To this end, easyJet has launched a trial of a frequent flyer loyalty scheme to reward its most regular passengers. Similar schemes have been very successful for traditional airlines and retailers alike. The trial, which has been running for the past three months and involves more than 15,000 passengers in the UK, France and Switzerland, has been well received by the group – with 91% of those taking part stating that it is appealing to them.

Benefits of the scheme to passengers include increased flexibility on bookings, a price guarantee and a dedicated phone number. However, whilst easyJet will no doubt be focused on retaining customers through the loyalty programme, as we have seen with the retail giants, it will also likely be using the data to boost revenues – customer data is the new currency. EasyJet understands this and highlighted in its results presentation that one of the main strategies it wants to execute through 2015 is “data mining”.

My take

The airline industry is a tough one – so much is dictated by fuel costs and there are plenty of challenges with not only dealing with and finding the capital to invest in your own legacy systems, but there is also the challenge of having to rely on other people's systems too.

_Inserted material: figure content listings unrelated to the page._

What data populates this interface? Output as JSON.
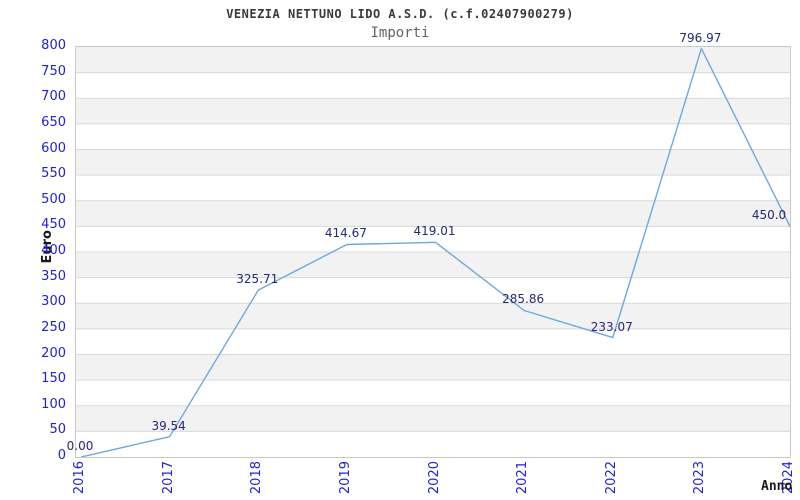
{
  "chart_data": {
    "type": "line",
    "title": "VENEZIA NETTUNO LIDO A.S.D. (c.f.02407900279)",
    "subtitle": "Importi",
    "xlabel": "Anno",
    "ylabel": "Euro",
    "categories": [
      "2016",
      "2017",
      "2018",
      "2019",
      "2020",
      "2021",
      "2022",
      "2023",
      "2024"
    ],
    "values": [
      0.0,
      39.54,
      325.71,
      414.67,
      419.01,
      285.86,
      233.07,
      796.97,
      450.0
    ],
    "point_labels": [
      "0.00",
      "39.54",
      "325.71",
      "414.67",
      "419.01",
      "285.86",
      "233.07",
      "796.97",
      "450.0"
    ],
    "ylim": [
      0,
      800
    ],
    "ytick_step": 50,
    "yticks": [
      0,
      50,
      100,
      150,
      200,
      250,
      300,
      350,
      400,
      450,
      500,
      550,
      600,
      650,
      700,
      750,
      800
    ],
    "grid": "horizontal-gridlines-with-alternating-bands",
    "legend": "none",
    "colors": {
      "line": "#6fa8dc",
      "axis_tick_labels": "#2222cc",
      "point_labels": "#282875",
      "band_fill": "#f2f2f2",
      "gridline": "#d9d9d9",
      "plot_border": "#c9c9c9",
      "title": "#3a3a3a",
      "subtitle": "#646464",
      "axis_titles": "#1a1a1a"
    }
  }
}
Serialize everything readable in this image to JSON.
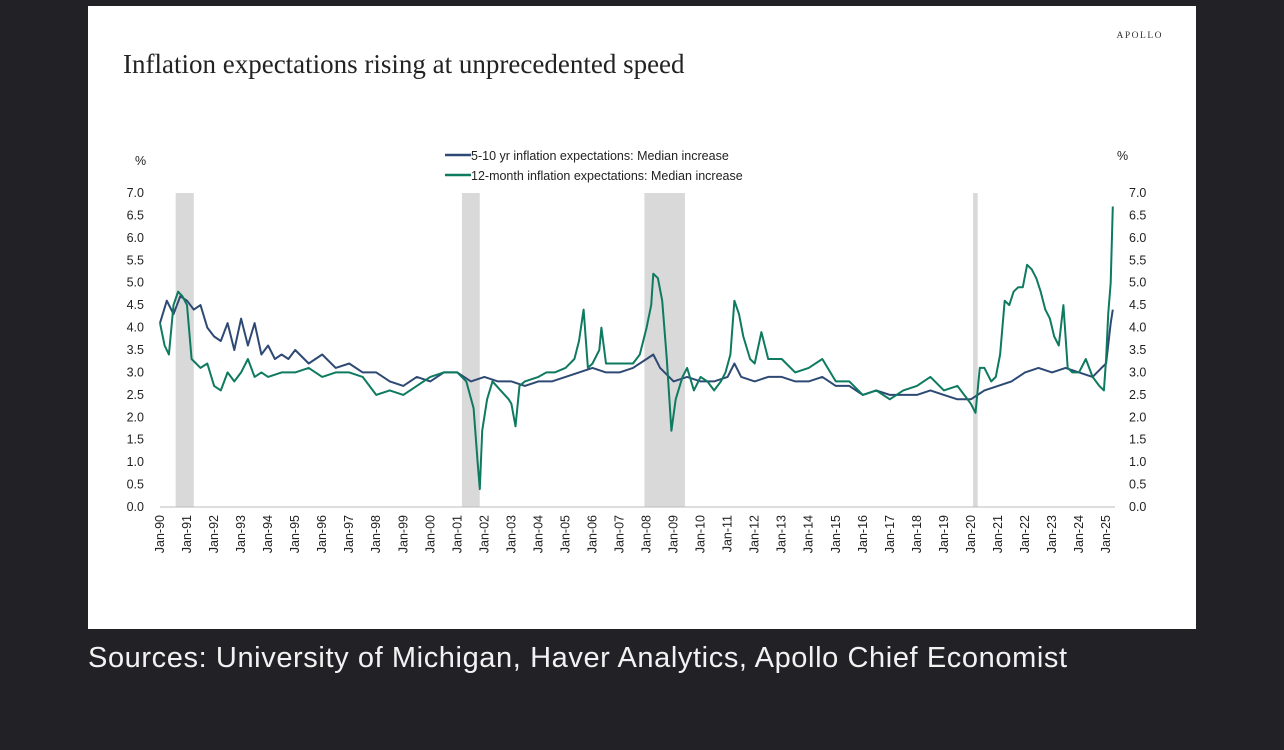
{
  "brand": "APOLLO",
  "title": "Inflation expectations rising at unprecedented speed",
  "source_note": "Sources: University of Michigan, Haver Analytics, Apollo Chief Economist",
  "chart_data": {
    "type": "line",
    "ylabel_left": "%",
    "ylabel_right": "%",
    "ylim": [
      0,
      7
    ],
    "yticks": [
      "0.0",
      "0.5",
      "1.0",
      "1.5",
      "2.0",
      "2.5",
      "3.0",
      "3.5",
      "4.0",
      "4.5",
      "5.0",
      "5.5",
      "6.0",
      "6.5",
      "7.0"
    ],
    "xrange": [
      1990.0,
      2025.33
    ],
    "xtick_labels": [
      "Jan-90",
      "Jan-91",
      "Jan-92",
      "Jan-93",
      "Jan-94",
      "Jan-95",
      "Jan-96",
      "Jan-97",
      "Jan-98",
      "Jan-99",
      "Jan-00",
      "Jan-01",
      "Jan-02",
      "Jan-03",
      "Jan-04",
      "Jan-05",
      "Jan-06",
      "Jan-07",
      "Jan-08",
      "Jan-09",
      "Jan-10",
      "Jan-11",
      "Jan-12",
      "Jan-13",
      "Jan-14",
      "Jan-15",
      "Jan-16",
      "Jan-17",
      "Jan-18",
      "Jan-19",
      "Jan-20",
      "Jan-21",
      "Jan-22",
      "Jan-23",
      "Jan-24",
      "Jan-25"
    ],
    "recessions": [
      [
        1990.58,
        1991.25
      ],
      [
        2001.17,
        2001.83
      ],
      [
        2007.92,
        2009.42
      ],
      [
        2020.08,
        2020.25
      ]
    ],
    "legend_position": "top-center",
    "series": [
      {
        "name": "5-10 yr inflation expectations: Median increase",
        "color": "#2e4a74",
        "points": [
          [
            1990.0,
            4.1
          ],
          [
            1990.25,
            4.6
          ],
          [
            1990.5,
            4.3
          ],
          [
            1990.75,
            4.7
          ],
          [
            1991.0,
            4.6
          ],
          [
            1991.25,
            4.4
          ],
          [
            1991.5,
            4.5
          ],
          [
            1991.75,
            4.0
          ],
          [
            1992.0,
            3.8
          ],
          [
            1992.25,
            3.7
          ],
          [
            1992.5,
            4.1
          ],
          [
            1992.75,
            3.5
          ],
          [
            1993.0,
            4.2
          ],
          [
            1993.25,
            3.6
          ],
          [
            1993.5,
            4.1
          ],
          [
            1993.75,
            3.4
          ],
          [
            1994.0,
            3.6
          ],
          [
            1994.25,
            3.3
          ],
          [
            1994.5,
            3.4
          ],
          [
            1994.75,
            3.3
          ],
          [
            1995.0,
            3.5
          ],
          [
            1995.5,
            3.2
          ],
          [
            1996.0,
            3.4
          ],
          [
            1996.5,
            3.1
          ],
          [
            1997.0,
            3.2
          ],
          [
            1997.5,
            3.0
          ],
          [
            1998.0,
            3.0
          ],
          [
            1998.5,
            2.8
          ],
          [
            1999.0,
            2.7
          ],
          [
            1999.5,
            2.9
          ],
          [
            2000.0,
            2.8
          ],
          [
            2000.5,
            3.0
          ],
          [
            2001.0,
            3.0
          ],
          [
            2001.5,
            2.8
          ],
          [
            2002.0,
            2.9
          ],
          [
            2002.5,
            2.8
          ],
          [
            2003.0,
            2.8
          ],
          [
            2003.5,
            2.7
          ],
          [
            2004.0,
            2.8
          ],
          [
            2004.5,
            2.8
          ],
          [
            2005.0,
            2.9
          ],
          [
            2005.5,
            3.0
          ],
          [
            2006.0,
            3.1
          ],
          [
            2006.5,
            3.0
          ],
          [
            2007.0,
            3.0
          ],
          [
            2007.5,
            3.1
          ],
          [
            2008.0,
            3.3
          ],
          [
            2008.25,
            3.4
          ],
          [
            2008.5,
            3.1
          ],
          [
            2009.0,
            2.8
          ],
          [
            2009.5,
            2.9
          ],
          [
            2010.0,
            2.8
          ],
          [
            2010.5,
            2.8
          ],
          [
            2011.0,
            2.9
          ],
          [
            2011.25,
            3.2
          ],
          [
            2011.5,
            2.9
          ],
          [
            2012.0,
            2.8
          ],
          [
            2012.5,
            2.9
          ],
          [
            2013.0,
            2.9
          ],
          [
            2013.5,
            2.8
          ],
          [
            2014.0,
            2.8
          ],
          [
            2014.5,
            2.9
          ],
          [
            2015.0,
            2.7
          ],
          [
            2015.5,
            2.7
          ],
          [
            2016.0,
            2.5
          ],
          [
            2016.5,
            2.6
          ],
          [
            2017.0,
            2.5
          ],
          [
            2017.5,
            2.5
          ],
          [
            2018.0,
            2.5
          ],
          [
            2018.5,
            2.6
          ],
          [
            2019.0,
            2.5
          ],
          [
            2019.5,
            2.4
          ],
          [
            2020.0,
            2.4
          ],
          [
            2020.25,
            2.5
          ],
          [
            2020.5,
            2.6
          ],
          [
            2021.0,
            2.7
          ],
          [
            2021.5,
            2.8
          ],
          [
            2022.0,
            3.0
          ],
          [
            2022.5,
            3.1
          ],
          [
            2023.0,
            3.0
          ],
          [
            2023.5,
            3.1
          ],
          [
            2024.0,
            3.0
          ],
          [
            2024.5,
            2.9
          ],
          [
            2024.83,
            3.1
          ],
          [
            2025.0,
            3.2
          ],
          [
            2025.17,
            4.1
          ],
          [
            2025.25,
            4.4
          ]
        ]
      },
      {
        "name": "12-month inflation expectations: Median increase",
        "color": "#0e7a5f",
        "points": [
          [
            1990.0,
            4.1
          ],
          [
            1990.17,
            3.6
          ],
          [
            1990.33,
            3.4
          ],
          [
            1990.5,
            4.5
          ],
          [
            1990.67,
            4.8
          ],
          [
            1990.83,
            4.7
          ],
          [
            1991.0,
            4.5
          ],
          [
            1991.17,
            3.3
          ],
          [
            1991.5,
            3.1
          ],
          [
            1991.75,
            3.2
          ],
          [
            1992.0,
            2.7
          ],
          [
            1992.25,
            2.6
          ],
          [
            1992.5,
            3.0
          ],
          [
            1992.75,
            2.8
          ],
          [
            1993.0,
            3.0
          ],
          [
            1993.25,
            3.3
          ],
          [
            1993.5,
            2.9
          ],
          [
            1993.75,
            3.0
          ],
          [
            1994.0,
            2.9
          ],
          [
            1994.5,
            3.0
          ],
          [
            1995.0,
            3.0
          ],
          [
            1995.5,
            3.1
          ],
          [
            1996.0,
            2.9
          ],
          [
            1996.5,
            3.0
          ],
          [
            1997.0,
            3.0
          ],
          [
            1997.5,
            2.9
          ],
          [
            1998.0,
            2.5
          ],
          [
            1998.5,
            2.6
          ],
          [
            1999.0,
            2.5
          ],
          [
            1999.5,
            2.7
          ],
          [
            2000.0,
            2.9
          ],
          [
            2000.5,
            3.0
          ],
          [
            2001.0,
            3.0
          ],
          [
            2001.33,
            2.8
          ],
          [
            2001.6,
            2.2
          ],
          [
            2001.75,
            1.0
          ],
          [
            2001.83,
            0.4
          ],
          [
            2001.92,
            1.7
          ],
          [
            2002.1,
            2.4
          ],
          [
            2002.3,
            2.8
          ],
          [
            2002.6,
            2.6
          ],
          [
            2002.9,
            2.4
          ],
          [
            2003.0,
            2.3
          ],
          [
            2003.15,
            1.8
          ],
          [
            2003.3,
            2.7
          ],
          [
            2003.5,
            2.8
          ],
          [
            2004.0,
            2.9
          ],
          [
            2004.3,
            3.0
          ],
          [
            2004.6,
            3.0
          ],
          [
            2005.0,
            3.1
          ],
          [
            2005.33,
            3.3
          ],
          [
            2005.5,
            3.7
          ],
          [
            2005.67,
            4.4
          ],
          [
            2005.83,
            3.1
          ],
          [
            2006.0,
            3.2
          ],
          [
            2006.25,
            3.5
          ],
          [
            2006.33,
            4.0
          ],
          [
            2006.5,
            3.2
          ],
          [
            2007.0,
            3.2
          ],
          [
            2007.5,
            3.2
          ],
          [
            2007.75,
            3.4
          ],
          [
            2008.0,
            4.0
          ],
          [
            2008.17,
            4.5
          ],
          [
            2008.25,
            5.2
          ],
          [
            2008.42,
            5.1
          ],
          [
            2008.58,
            4.6
          ],
          [
            2008.75,
            3.3
          ],
          [
            2008.92,
            1.7
          ],
          [
            2009.08,
            2.4
          ],
          [
            2009.33,
            2.9
          ],
          [
            2009.5,
            3.1
          ],
          [
            2009.75,
            2.6
          ],
          [
            2010.0,
            2.9
          ],
          [
            2010.25,
            2.8
          ],
          [
            2010.5,
            2.6
          ],
          [
            2010.75,
            2.8
          ],
          [
            2010.92,
            3.0
          ],
          [
            2011.1,
            3.4
          ],
          [
            2011.25,
            4.6
          ],
          [
            2011.42,
            4.3
          ],
          [
            2011.58,
            3.8
          ],
          [
            2011.83,
            3.3
          ],
          [
            2012.0,
            3.2
          ],
          [
            2012.25,
            3.9
          ],
          [
            2012.5,
            3.3
          ],
          [
            2012.75,
            3.3
          ],
          [
            2013.0,
            3.3
          ],
          [
            2013.5,
            3.0
          ],
          [
            2014.0,
            3.1
          ],
          [
            2014.5,
            3.3
          ],
          [
            2015.0,
            2.8
          ],
          [
            2015.5,
            2.8
          ],
          [
            2016.0,
            2.5
          ],
          [
            2016.5,
            2.6
          ],
          [
            2017.0,
            2.4
          ],
          [
            2017.5,
            2.6
          ],
          [
            2018.0,
            2.7
          ],
          [
            2018.5,
            2.9
          ],
          [
            2019.0,
            2.6
          ],
          [
            2019.5,
            2.7
          ],
          [
            2020.0,
            2.3
          ],
          [
            2020.17,
            2.1
          ],
          [
            2020.33,
            3.1
          ],
          [
            2020.5,
            3.1
          ],
          [
            2020.75,
            2.8
          ],
          [
            2020.92,
            2.9
          ],
          [
            2021.08,
            3.4
          ],
          [
            2021.25,
            4.6
          ],
          [
            2021.42,
            4.5
          ],
          [
            2021.58,
            4.8
          ],
          [
            2021.75,
            4.9
          ],
          [
            2021.92,
            4.9
          ],
          [
            2022.08,
            5.4
          ],
          [
            2022.25,
            5.3
          ],
          [
            2022.42,
            5.1
          ],
          [
            2022.58,
            4.8
          ],
          [
            2022.75,
            4.4
          ],
          [
            2022.92,
            4.2
          ],
          [
            2023.08,
            3.8
          ],
          [
            2023.25,
            3.6
          ],
          [
            2023.42,
            4.5
          ],
          [
            2023.58,
            3.1
          ],
          [
            2023.75,
            3.0
          ],
          [
            2024.0,
            3.0
          ],
          [
            2024.25,
            3.3
          ],
          [
            2024.5,
            2.9
          ],
          [
            2024.75,
            2.7
          ],
          [
            2024.92,
            2.6
          ],
          [
            2025.0,
            3.3
          ],
          [
            2025.08,
            4.3
          ],
          [
            2025.17,
            5.0
          ],
          [
            2025.25,
            6.7
          ]
        ]
      }
    ]
  }
}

However, whilst many would still contest that easyJet is now 'customer friendly' and has still has some way to go in moving away from its 'no frills' past, it is making the right noises and its investments seem to not only be resonating with customers, but translating into profits.

The race is on now to see which airline comes out on top – my money would be on easyJet given that it has been making investments for the past couple of years in digital. First mover advantage and all that. However, Ryanair isn't going down without a fight and with markets recovering, it will be the holiday goers and business travellers that have the final say.